Intro Flashcards
Data
Sequence Data:
Text strings using a limited alphabet, DNA/RNA(4 letters), Amino Acids (20 letters).
Can look genetic variations
Can measure gene expression (RNA sequencing)
Measurement Data:
Many different variables
All genes, many proteins, many metabolites
DNA, genes, proteins, metabolites
DNA (genome: genomics): chromosome double helix, 46 chromosomes, 23 pairs, 1 of each parent (in humans !! plants/animals don’t all have the same). Each cell contains 2 copies of DNA but eggs and sperm.
- Transcription -> RNA
RNA (genes: transcriptomics)
-Translation -> proteins (amino acids will fold into a specific structure for the protein)
Proteins: proteomics
- Catalyze metabolic reactions -> metabolites
Metabolites: metabolomics
Sequence data: genomics and transcriptomics
Numerical data: transcriptomics, proteomics and metabolomics
Eukaryotic / Prokaryotic
Eukaryotic: nucleus, chromosomes
Prokaryotic: no nucleus, simple
Proteins
Cell signaling, catalyze metabolic reactions, transport metabolites, antibodies,…

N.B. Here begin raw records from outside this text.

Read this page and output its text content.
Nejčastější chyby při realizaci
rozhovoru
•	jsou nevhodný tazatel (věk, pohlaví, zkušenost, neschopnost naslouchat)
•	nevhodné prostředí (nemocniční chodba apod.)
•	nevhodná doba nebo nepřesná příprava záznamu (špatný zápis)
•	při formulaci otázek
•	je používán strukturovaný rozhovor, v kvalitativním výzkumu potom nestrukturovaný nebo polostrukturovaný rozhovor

-> they can bind on sites and chemically change. Their shape indicates the corresponding binding site
Metabolites
Chemical compounds in the body
endogeneous: produced by the organism
exogeneous: from outside the organism
Genome
set of all DNA contained in a cell Double stranded DNA: complementary, can restore the other strand from one another eukaryote: linear dna Prokaryote: circular dna viral: variable
Mitochondrial DNA is only inherited from the mother
DNA
4 bases/nucleotides
Complementary strands
Adenine, Guanine, Thymine, Cytosine
A-T and G-T
A-T is weaker because they only have 2 hydrogen bonds in comparison of the 3 bonds of G-T
Coding strand is the DNA strand that correspond to the mRNA which is used to translate into amino acids
The non coding strand is the one transcribed to get the mRNA
Transcription: complementary base and T replaced by U
Transcription in nucleus, translation outside nucleus
Sequence Statistics standard format
FASTA
DNA made of A,C,G,T
elements si is nucleotide i
s(3:6) nucleotide 3 to 6
Multinomial Sequence model
Nucleotides are independent
Sequence Generated randomly by probability distrubtion
P = (PA,PC,PG,PT)
Get proba of sequence: multiply the probability of each nucleotide to each other: position doesnt change anything!
The model doesnt fit because density plots show changes of frequency depending on the region (not a fixed proba): not independent! otherwise would be uniform.
Nucleotide/ A-T C-G density plot
Nulceotide: see the fraction of each nucleotides at each point
A-T, C-G: see the fraction of each pair. can discuss CG content (methylation)
Window size makes it more or less smooth/noisy
Allows to check if there are changes in distribution across the sequence
Markov Sequence Models
Different states our sequence can be in
Proba to change state and each state has a proba for each nucleotide occuring next
Transition matrix: how likely to move to another state from the current state
T= from A/C/G/T (current states: rows) to A/C/G/T (next state: columns)
proba of sequence => follow the sequence and the proba matrix, multiply all probas together
K-mer frequency
Dimer: nucleotide word of length 2
Trimer: nucleotide word of length 3
K-mer: nucleotide word of length k
Can study if some kmers are more common than others
frequency matrix (for dimer have rows being the starting nucleotide and rows the second nucleotide, corresponding index is having that dimer)
Odds ratio
Comparix observed and expected frequency
If have dimer xy
Observed P(xy) / [Expected P(x) * Expected P(y)]
Need frequency matrix of dimers and the frequency of each nucleotide (if you sum the row of of a nucleotide in a dimer frequency matrix you get the frequency of the individual nucleotide)
<1: less than expected
>1: more than expected
Nucleotide alphabet
ACGT
N: can be any base
R/Y/M: are other nucleotides
Sequence Alignment
Predict function: align unknow sequence function to a sequence with known function
Sequence divergence: mutations
Gene finding: compare genomes of different species to locate genes. Most genes are conserved with a high similarity, rest is mutations.